Racu (Csíkrákos, Hungarian pronunciation: , meaning "Place with the Crabs of Csík") is a commune in Harghita County, Transylvania, Romania. The commune is composed of two villages: Racu and Gârciu (Göröcsfalva); Gârciu was called Satu Nou from 1964 until 2011. Formerly part of Siculeni commune, the two villages broke off in 2004.

== History ==
The villages were part of the Székely Land region of the historical Transylvania province. They belonged to Csíkszék district. After the administrative reform of Transylvania in 1876, they fell within the Csík County in the Kingdom of Hungary.

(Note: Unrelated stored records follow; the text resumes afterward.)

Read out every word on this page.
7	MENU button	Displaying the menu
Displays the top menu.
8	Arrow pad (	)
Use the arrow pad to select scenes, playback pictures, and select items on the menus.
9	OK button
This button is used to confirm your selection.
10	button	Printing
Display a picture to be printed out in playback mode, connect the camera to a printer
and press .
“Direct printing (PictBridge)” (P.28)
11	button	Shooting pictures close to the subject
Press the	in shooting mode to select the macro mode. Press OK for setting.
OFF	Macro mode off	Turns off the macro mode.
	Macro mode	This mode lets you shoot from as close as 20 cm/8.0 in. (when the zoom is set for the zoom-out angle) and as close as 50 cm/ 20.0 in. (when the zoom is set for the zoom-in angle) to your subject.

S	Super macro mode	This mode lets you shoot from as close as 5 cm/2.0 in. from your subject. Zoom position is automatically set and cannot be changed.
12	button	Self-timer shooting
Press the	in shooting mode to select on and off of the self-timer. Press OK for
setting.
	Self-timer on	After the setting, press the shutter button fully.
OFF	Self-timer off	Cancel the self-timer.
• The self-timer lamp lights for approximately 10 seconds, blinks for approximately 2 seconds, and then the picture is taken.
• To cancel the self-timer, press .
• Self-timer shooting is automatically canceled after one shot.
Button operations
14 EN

After the Treaty of Trianon of 1920, they became part of Romania and fell within Ciuc County during the interwar period. In 1940, the second Vienna Award granted Northern Transylvania to Hungary and the villages were held by Hungary until 1944. After Soviet occupation, the Romanian administration returned and the commune became officially part of Romania in 1947. Between 1952 and 1960, the commune fell within the Magyar Autonomous Region, between 1960 and 1968 the Mureș-Magyar Autonomous Region. In 1968, the province was abolished, and since then, the commune has been part of Harghita County.

==Demographics==
The commune has an absolute Hungarian (Székely) majority. According to the 2011 census, it had a population of 1,587, of which 99.5% or 1,579 were Hungarians. At the 2011 census, there were 1,607 inhabitants, of which 97.76% were Hungarians. At the 2021 census, Racu had a population of 1,599; of those, 94.87% were Hungarians and 1.13% Roma.